Farmers don’t love these restrictions, especially during times of drought. Rules crafted to help the fish can limit how much water farmers receive to irrigate their crops (though things like drought and efforts to limit salinity have a far greater impact on how much water flows to California farmland). Hoping to gain more political support, Trump and other right-wing leaders have over the years criticized the regulations, blaming them — and, in turn, the fish — for the hardship felt by farmers, a key part of their political base. This makes sense. The modern Republican Party has a history of criticizing the Endangered Species Act. Trump, for his part, won the election for presidency on a platform that promised deregulation, especially as it pertains to environmental protections.

An aerial view of a river snaking through green and brown sections of farmed land.

A distributary of the San Joaquin river in Tracy, California.
George Rose/Getty Images

Ultimately, Trump’s hostility toward this fish is not actually about a fish. It’s about boosting the perspective that regulations are bad for everyday Americans. As Tufts University sociologist Caleb Scoville put it this summer, “Statements about the Delta Smelt are made politically powerful through links to partisan positions that have little, if anything, to do with water.”

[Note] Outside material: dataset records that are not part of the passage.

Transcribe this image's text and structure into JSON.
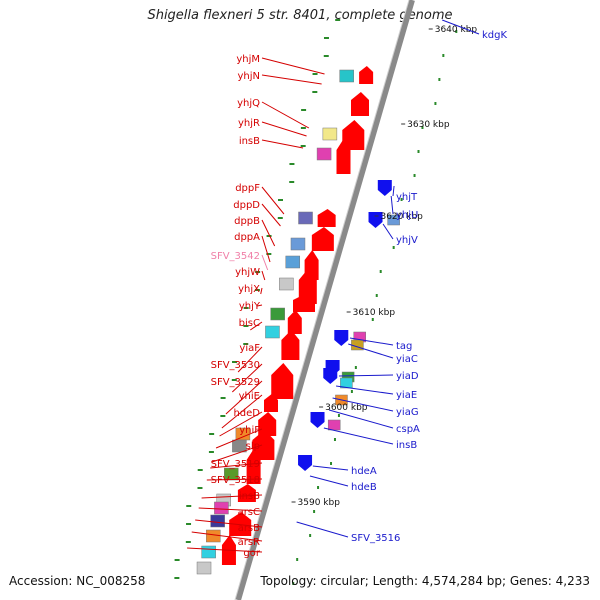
{
  "title": "Shigella flexneri 5 str. 8401, complete genome",
  "footer": {
    "accession": "Accession: NC_008258",
    "summary": "Topology: circular; Length: 4,574,284 bp; Genes: 4,233"
  },
  "colors": {
    "backbone": "#8a8a8a",
    "forward_label": "#d40000",
    "reverse_label": "#1a1acc",
    "pseudo_label": "#f080a8",
    "orf_tick": "#2a8a2a",
    "cds_forward": "#ff0000",
    "cds_reverse": "#1010ee"
  },
  "scale_marks": [
    "3640 kbp",
    "3630 kbp",
    "3620 kbp",
    "3610 kbp",
    "3600 kbp",
    "3590 kbp"
  ],
  "genes_forward": [
    "yhjM",
    "yhjN",
    "yhjQ",
    "yhjR",
    "insB",
    "dppF",
    "dppD",
    "dppB",
    "dppA",
    "SFV_3542",
    "yhjW",
    "yhjX",
    "yhjY",
    "bisC",
    "yiaF",
    "SFV_3530",
    "SFV_3529",
    "yhiE",
    "hdeD",
    "yhiF",
    "slp",
    "SFV_3519",
    "SFV_3518",
    "insB",
    "arsC",
    "arsB",
    "arsR",
    "gor"
  ],
  "genes_reverse": [
    "kdgK",
    "yhjT",
    "yhjU",
    "yhjV",
    "tag",
    "yiaC",
    "yiaD",
    "yiaE",
    "yiaG",
    "cspA",
    "insB",
    "hdeA",
    "hdeB",
    "SFV_3516"
  ]
}
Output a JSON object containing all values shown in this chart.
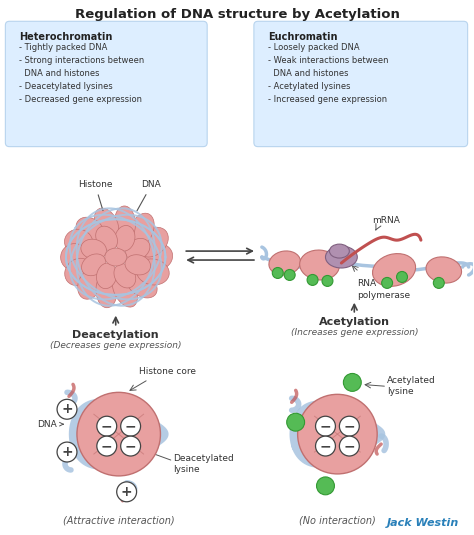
{
  "title": "Regulation of DNA structure by Acetylation",
  "title_fontsize": 9.5,
  "bg_color": "#ffffff",
  "box_color": "#ddeeff",
  "heterochromatin_title": "Heterochromatin",
  "heterochromatin_bullets": [
    "- Tightly packed DNA",
    "- Strong interactions between",
    "  DNA and histones",
    "- Deacetylated lysines",
    "- Decreased gene expression"
  ],
  "euchromatin_title": "Euchromatin",
  "euchromatin_bullets": [
    "- Loosely packed DNA",
    "- Weak interactions between",
    "  DNA and histones",
    "- Acetylated lysines",
    "- Increased gene expression"
  ],
  "histone_color": "#e8a0a0",
  "histone_edge": "#c07070",
  "dna_color": "#a8c4e0",
  "mrna_color": "#c05050",
  "green_color": "#55bb55",
  "green_edge": "#339933",
  "purple_color": "#b090b0",
  "purple_edge": "#806080",
  "deacetylation_label": "Deacetylation",
  "deacetylation_sub": "(Decreases gene expression)",
  "acetylation_label": "Acetylation",
  "acetylation_sub": "(Increases gene expression)",
  "attractive_label": "(Attractive interaction)",
  "no_interaction_label": "(No interaction)",
  "mrna_label": "mRNA",
  "rna_pol_label": "RNA\npolymerase",
  "histone_label": "Histone",
  "dna_label": "DNA",
  "histone_core_label": "Histone core",
  "deacetylated_label": "Deacetylated\nlysine",
  "acetylated_label": "Acetylated\nlysine",
  "author": "Jack Westin",
  "author_color": "#2980b9"
}
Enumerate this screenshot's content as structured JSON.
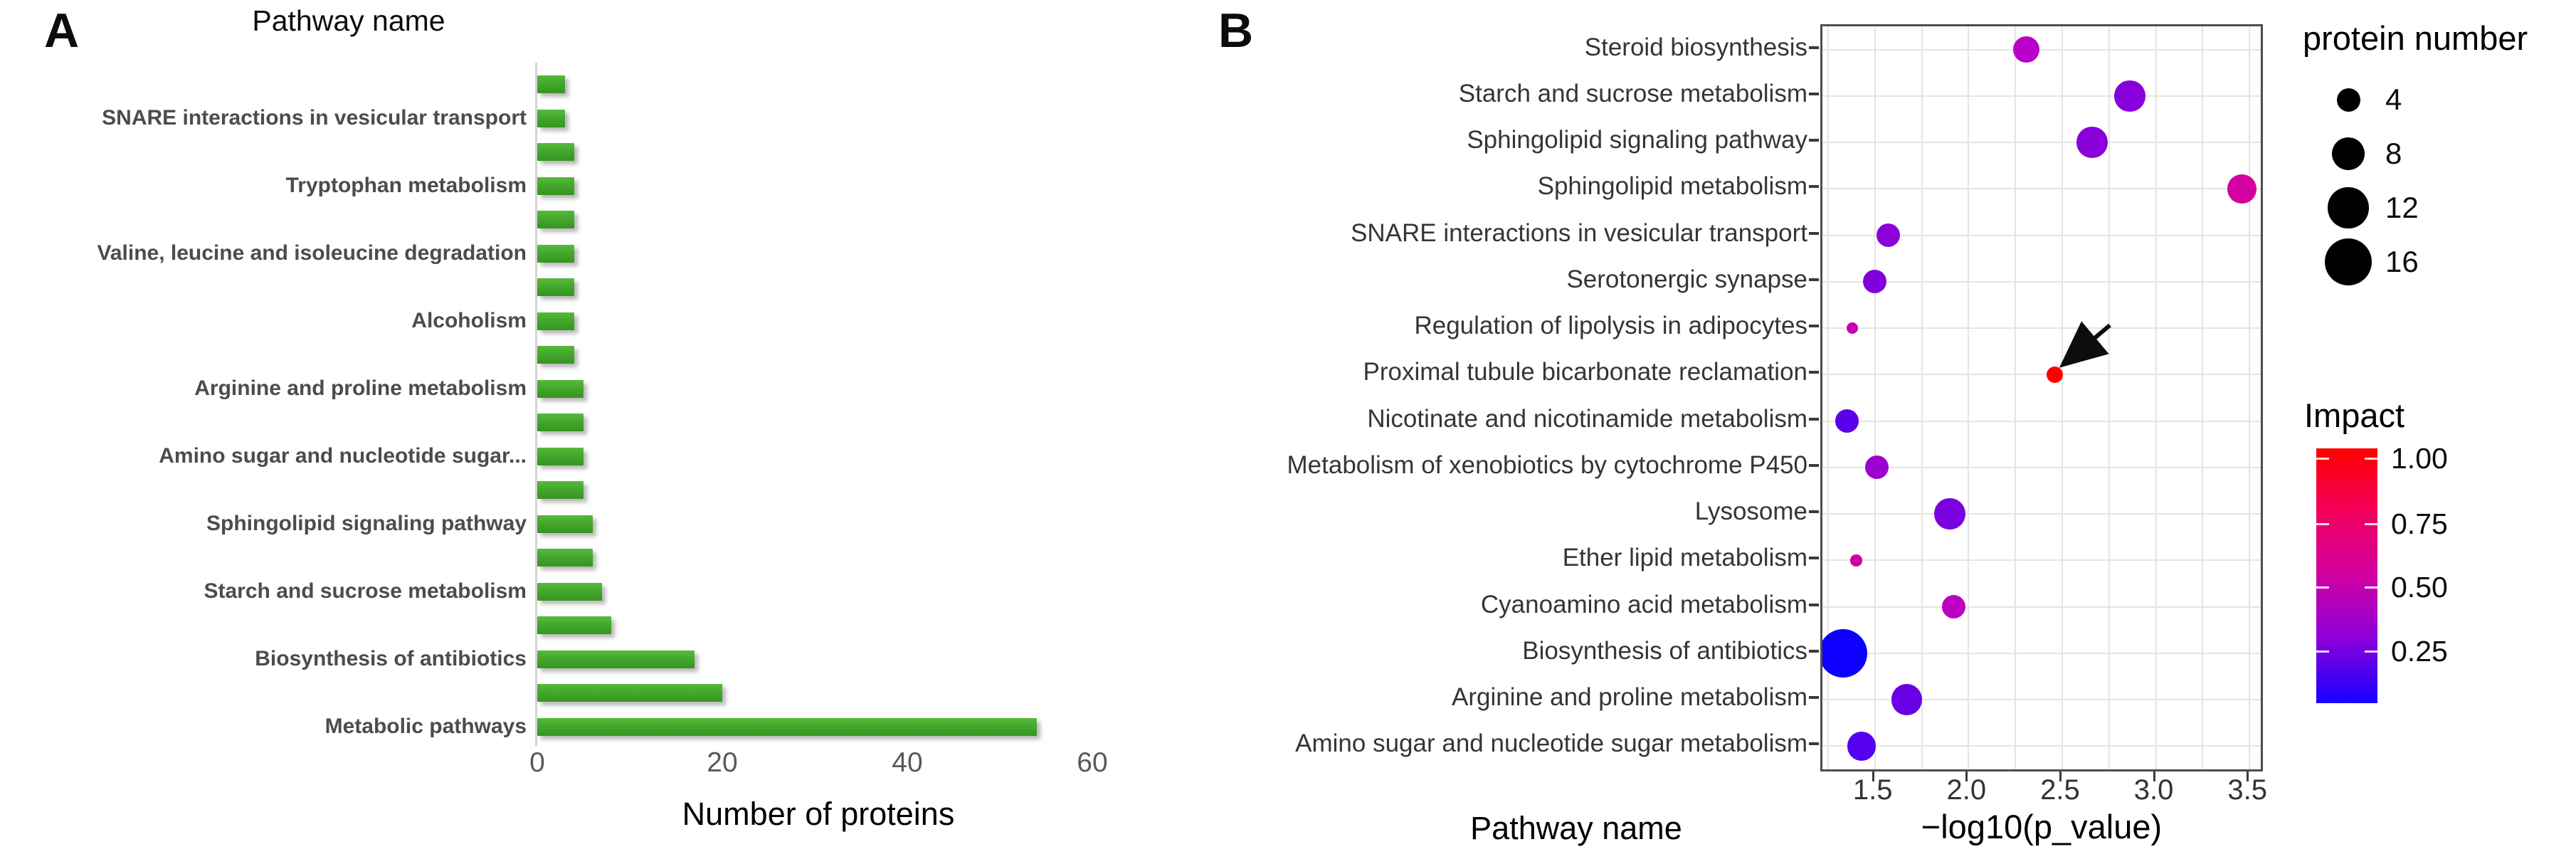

It is hardly surprising then that Trump blamed a powerful Democratic governor and regulations as reasons that LA is burning.

To be clear, they are not.

Regulations to prevent the delta smelt from going extinct have nothing to do with LA’s catastrophic fires. For one, the problem wasn’t a lack of water. Plus, most of the city’s water doesn’t even come from Northern California, as Alastair Bland reported in CalMatters.

Right now, the Metropolitan Water District, one of the sources that supplies LA, “has the most water stored in its system in the history of the agency,” Mark Gold, water scarcity director for the Natural Resources Defense Council and a board member of the Metropolitan Water District of Southern California, told Bland.

The delta smelt is a red herring. What is a legitimate question, however, is why should California and the federal government protect a species that’s essentially extinct?

The fish is still hanging on, Rypel suspects. So improving the health of the estuary can help the existing individuals survive — it could stave off extinction. It also makes ongoing efforts to reintroduce captive-bred smelt more likely to succeed.

Increased freshwater flow benefits other species, too, including the highly valued Chinook salmon and the related longfin smelt, both of which are in decline. In July, the US Fish and Wildlife Service listed the San Francisco delta population of longfin smelt as endangered. And again, outflow from the delta also prevents saltwater from spreading inland and threatening drinking water — and crops.

“In California, 83 percent of our native fishes are at risk of extinction,” Rypel said. “All of these native California species are going the way of the delta smelt. It’s just that the smelt is happening faster.”

Indeed, the delta smelt is just one part of a much broader trend. A new study in the journal Nature found that one in four freshwater species are at risk of extinction globally.

“We’ve actually been very effective at engineering water and getting more efficient with water use,” Rypel told me. “It’s just we haven’t figured out how to have ecosystems at the same time.”